Our chance to improve access to nature

Walking on canal path

Updated 27 January 2021

Ahead of the Environment Bill returning to Parliament this week, the Ramblers have joined up with a number of organisations to call on the Government to ensure better access to nature for everyone. 

Sustrans, Institute of Health Equity, Cycling UK, YHA, the Campaign for National Parks and others have joined the Ramblers to urge the Government to ensure that the Environment Bill includes provisions that require the setting of long-term, legally binding targets and plans to improve people’s access to nature. 

Whether it’s in a local park or a National Park, walking in green space makes us healthier and happier. Millions of us have found comfort in walking and nature since COVID-19 restrictions were introduced - but not everybody is lucky enough to live close to a green space. Our report last year, ‘The grass isn’t greener for everyone: why access to green space matters’, showed that people on low incomes and those from a BAME background are less likely to have access to their own garden or live within a five-minute walk from green space. 

The Environment Bill, which will be debated by MPs on Tuesday, 26th January, requires the Government to set legally binding long-term targets and plans for air and water quality, biodiversity and waste. These provisions will play an important role in reversing decades of environmental decline and protecting and improving the places we love to walk.  
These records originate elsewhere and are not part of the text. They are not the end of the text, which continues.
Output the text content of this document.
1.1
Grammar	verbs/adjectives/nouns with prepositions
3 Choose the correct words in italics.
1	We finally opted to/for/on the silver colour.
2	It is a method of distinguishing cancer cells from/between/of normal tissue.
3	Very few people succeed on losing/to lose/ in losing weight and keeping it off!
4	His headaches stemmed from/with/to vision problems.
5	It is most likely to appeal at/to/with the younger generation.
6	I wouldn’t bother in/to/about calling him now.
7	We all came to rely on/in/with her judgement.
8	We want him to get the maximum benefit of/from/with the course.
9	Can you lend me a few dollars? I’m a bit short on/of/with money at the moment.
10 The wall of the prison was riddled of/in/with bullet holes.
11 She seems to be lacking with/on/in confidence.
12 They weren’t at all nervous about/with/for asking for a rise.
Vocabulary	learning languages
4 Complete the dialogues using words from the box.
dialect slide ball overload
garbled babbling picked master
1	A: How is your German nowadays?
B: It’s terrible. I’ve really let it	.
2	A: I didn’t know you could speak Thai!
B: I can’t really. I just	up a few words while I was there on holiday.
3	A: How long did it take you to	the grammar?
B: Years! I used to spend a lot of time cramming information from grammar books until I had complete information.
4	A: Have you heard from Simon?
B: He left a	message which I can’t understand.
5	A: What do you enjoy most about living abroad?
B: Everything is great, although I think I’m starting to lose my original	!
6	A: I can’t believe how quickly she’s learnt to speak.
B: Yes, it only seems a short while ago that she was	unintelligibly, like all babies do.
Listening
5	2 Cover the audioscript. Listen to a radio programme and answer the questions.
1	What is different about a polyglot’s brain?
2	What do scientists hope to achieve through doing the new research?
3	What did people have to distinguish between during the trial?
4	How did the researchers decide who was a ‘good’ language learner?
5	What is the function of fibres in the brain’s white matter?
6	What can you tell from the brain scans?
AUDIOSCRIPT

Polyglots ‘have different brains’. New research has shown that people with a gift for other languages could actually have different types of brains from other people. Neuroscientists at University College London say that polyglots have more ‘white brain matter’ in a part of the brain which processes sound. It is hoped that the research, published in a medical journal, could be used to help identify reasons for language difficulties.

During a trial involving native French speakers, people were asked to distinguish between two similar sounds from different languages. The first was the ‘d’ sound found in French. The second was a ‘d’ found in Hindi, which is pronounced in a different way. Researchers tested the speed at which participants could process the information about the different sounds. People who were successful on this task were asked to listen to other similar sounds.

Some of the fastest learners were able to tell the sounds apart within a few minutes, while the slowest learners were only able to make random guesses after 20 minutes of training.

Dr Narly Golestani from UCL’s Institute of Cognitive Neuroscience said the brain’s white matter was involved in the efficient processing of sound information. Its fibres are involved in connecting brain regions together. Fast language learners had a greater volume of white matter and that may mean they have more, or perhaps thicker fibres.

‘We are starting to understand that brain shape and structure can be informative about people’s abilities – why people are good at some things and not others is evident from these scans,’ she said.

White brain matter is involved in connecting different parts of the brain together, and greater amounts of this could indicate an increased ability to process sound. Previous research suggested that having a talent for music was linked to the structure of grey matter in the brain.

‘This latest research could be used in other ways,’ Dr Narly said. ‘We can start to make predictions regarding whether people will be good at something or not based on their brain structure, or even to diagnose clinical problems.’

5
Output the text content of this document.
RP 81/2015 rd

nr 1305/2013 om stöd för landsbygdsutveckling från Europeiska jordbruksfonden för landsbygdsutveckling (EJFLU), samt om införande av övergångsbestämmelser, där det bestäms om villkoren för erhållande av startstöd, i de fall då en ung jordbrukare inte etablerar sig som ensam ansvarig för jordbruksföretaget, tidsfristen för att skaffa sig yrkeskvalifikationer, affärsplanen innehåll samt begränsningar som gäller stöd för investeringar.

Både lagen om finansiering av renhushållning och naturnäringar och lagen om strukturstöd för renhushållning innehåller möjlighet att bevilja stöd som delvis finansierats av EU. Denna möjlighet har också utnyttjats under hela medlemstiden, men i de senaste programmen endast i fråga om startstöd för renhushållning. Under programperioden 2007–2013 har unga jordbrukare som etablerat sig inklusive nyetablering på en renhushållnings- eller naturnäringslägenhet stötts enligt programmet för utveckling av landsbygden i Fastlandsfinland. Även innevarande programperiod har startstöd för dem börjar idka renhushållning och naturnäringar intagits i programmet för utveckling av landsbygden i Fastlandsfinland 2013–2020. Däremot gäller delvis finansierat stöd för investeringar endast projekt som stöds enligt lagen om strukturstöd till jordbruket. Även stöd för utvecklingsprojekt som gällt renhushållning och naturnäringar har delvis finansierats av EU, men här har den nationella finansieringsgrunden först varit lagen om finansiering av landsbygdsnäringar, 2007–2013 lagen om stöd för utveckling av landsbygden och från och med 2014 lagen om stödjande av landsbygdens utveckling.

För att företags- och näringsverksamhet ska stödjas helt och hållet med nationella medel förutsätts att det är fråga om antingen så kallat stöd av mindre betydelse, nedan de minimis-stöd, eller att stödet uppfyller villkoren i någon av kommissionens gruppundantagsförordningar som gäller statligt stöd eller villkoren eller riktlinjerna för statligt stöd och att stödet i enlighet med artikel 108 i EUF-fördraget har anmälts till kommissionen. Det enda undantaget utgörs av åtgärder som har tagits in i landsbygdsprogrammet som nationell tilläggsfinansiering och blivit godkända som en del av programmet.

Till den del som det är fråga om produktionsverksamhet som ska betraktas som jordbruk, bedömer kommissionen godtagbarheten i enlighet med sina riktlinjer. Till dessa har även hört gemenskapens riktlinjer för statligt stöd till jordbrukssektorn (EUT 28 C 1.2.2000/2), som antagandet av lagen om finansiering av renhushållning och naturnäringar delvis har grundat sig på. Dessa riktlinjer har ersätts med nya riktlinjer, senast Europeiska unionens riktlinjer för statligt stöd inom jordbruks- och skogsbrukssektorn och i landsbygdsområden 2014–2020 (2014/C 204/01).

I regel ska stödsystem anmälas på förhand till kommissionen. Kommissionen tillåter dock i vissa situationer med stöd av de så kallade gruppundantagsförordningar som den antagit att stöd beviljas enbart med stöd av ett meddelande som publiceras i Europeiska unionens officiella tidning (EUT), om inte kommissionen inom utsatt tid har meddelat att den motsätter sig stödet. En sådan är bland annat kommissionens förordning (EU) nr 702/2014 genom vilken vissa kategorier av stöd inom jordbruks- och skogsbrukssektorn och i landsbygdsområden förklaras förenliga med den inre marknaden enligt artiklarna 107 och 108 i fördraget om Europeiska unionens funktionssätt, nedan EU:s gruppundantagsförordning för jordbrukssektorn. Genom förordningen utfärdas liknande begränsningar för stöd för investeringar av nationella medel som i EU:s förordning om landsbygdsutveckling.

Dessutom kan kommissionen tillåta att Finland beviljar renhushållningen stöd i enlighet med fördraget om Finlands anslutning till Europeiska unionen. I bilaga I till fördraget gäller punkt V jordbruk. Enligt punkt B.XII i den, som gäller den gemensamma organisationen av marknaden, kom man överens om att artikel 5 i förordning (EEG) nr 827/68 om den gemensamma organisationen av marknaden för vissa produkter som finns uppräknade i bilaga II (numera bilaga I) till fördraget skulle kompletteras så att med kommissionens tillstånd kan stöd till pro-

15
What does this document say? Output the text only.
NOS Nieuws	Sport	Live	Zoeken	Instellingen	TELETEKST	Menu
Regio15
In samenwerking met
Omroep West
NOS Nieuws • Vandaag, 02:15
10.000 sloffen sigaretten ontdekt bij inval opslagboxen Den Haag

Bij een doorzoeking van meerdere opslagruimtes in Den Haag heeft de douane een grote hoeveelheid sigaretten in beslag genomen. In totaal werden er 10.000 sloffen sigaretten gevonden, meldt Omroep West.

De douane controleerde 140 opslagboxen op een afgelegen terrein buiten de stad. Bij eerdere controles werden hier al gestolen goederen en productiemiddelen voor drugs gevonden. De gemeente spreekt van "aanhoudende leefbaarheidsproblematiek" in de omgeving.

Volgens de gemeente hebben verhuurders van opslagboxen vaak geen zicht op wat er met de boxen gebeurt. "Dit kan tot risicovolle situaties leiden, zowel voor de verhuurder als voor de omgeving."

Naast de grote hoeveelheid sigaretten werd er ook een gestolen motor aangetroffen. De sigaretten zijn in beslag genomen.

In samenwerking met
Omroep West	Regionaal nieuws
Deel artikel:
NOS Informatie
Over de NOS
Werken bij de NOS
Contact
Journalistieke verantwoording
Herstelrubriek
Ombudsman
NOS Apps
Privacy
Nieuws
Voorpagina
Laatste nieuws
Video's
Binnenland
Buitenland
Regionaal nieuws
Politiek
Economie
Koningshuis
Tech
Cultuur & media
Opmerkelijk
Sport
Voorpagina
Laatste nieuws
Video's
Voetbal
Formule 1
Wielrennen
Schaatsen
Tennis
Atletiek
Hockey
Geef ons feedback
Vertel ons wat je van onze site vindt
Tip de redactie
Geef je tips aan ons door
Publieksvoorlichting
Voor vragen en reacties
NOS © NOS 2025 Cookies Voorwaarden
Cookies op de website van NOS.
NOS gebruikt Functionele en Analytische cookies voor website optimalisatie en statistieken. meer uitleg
But the Bill falls short in one crucial area – it doesn’t compel the Government to do anything to improve people’s access to and enjoyment of nature. As a result, the Ramblers are supporting two amendments to the Bill which offer an opportunity to improve people’s access to green space. 

  • Amendment 21 would require the Government to set legally-binding, long-term targets to increase public access to, and enjoyment of the natural environment;
  • Amendment 28 means the Government will have to include steps to improve people’s enjoyment of nature in its Environmental Improvement Plans. 

The joint statement on access to nature has been signed by The Ramblers, British Canoeing, British Cycling, British Horse Society, British Mountaineering Council, CPRE The countryside charity, Cycling UK, Disabled Ramblers, National Federation of Bridleway Associations, Open Spaces Society,  Sustrans, Byways and Bridleways Trust, Campaign for National Parks, Institute of Health Equity, The Trails Trust and YHA.  

Update – 27 January 2021

MPs debated the Bill on 26 January and we were pleased to hear several express their support for amendments 21 and 28. Richard Graham MP (Con, Gloucester) highlighted the ways in which the pandemic had exposed not just the importance of access to nature, but the inequalities experienced by so many. Barbara Keeley MP (Lab, Worsley and Eccles South) spoke of the need to protect and expand green spaces in urban areas while enabling more people to enjoy the countryside. Caroline Lucas MP (Green, Brighton Pavilion) rightly explained the need to require Government to improve access provision.

Despite these contributions, and the support of other MPs, no changes were made to the Bill. We will look to opportunities ahead when the Bill moves to the House of Lords and will continue to champion the changes needed to ensure everyone can access the natural environment.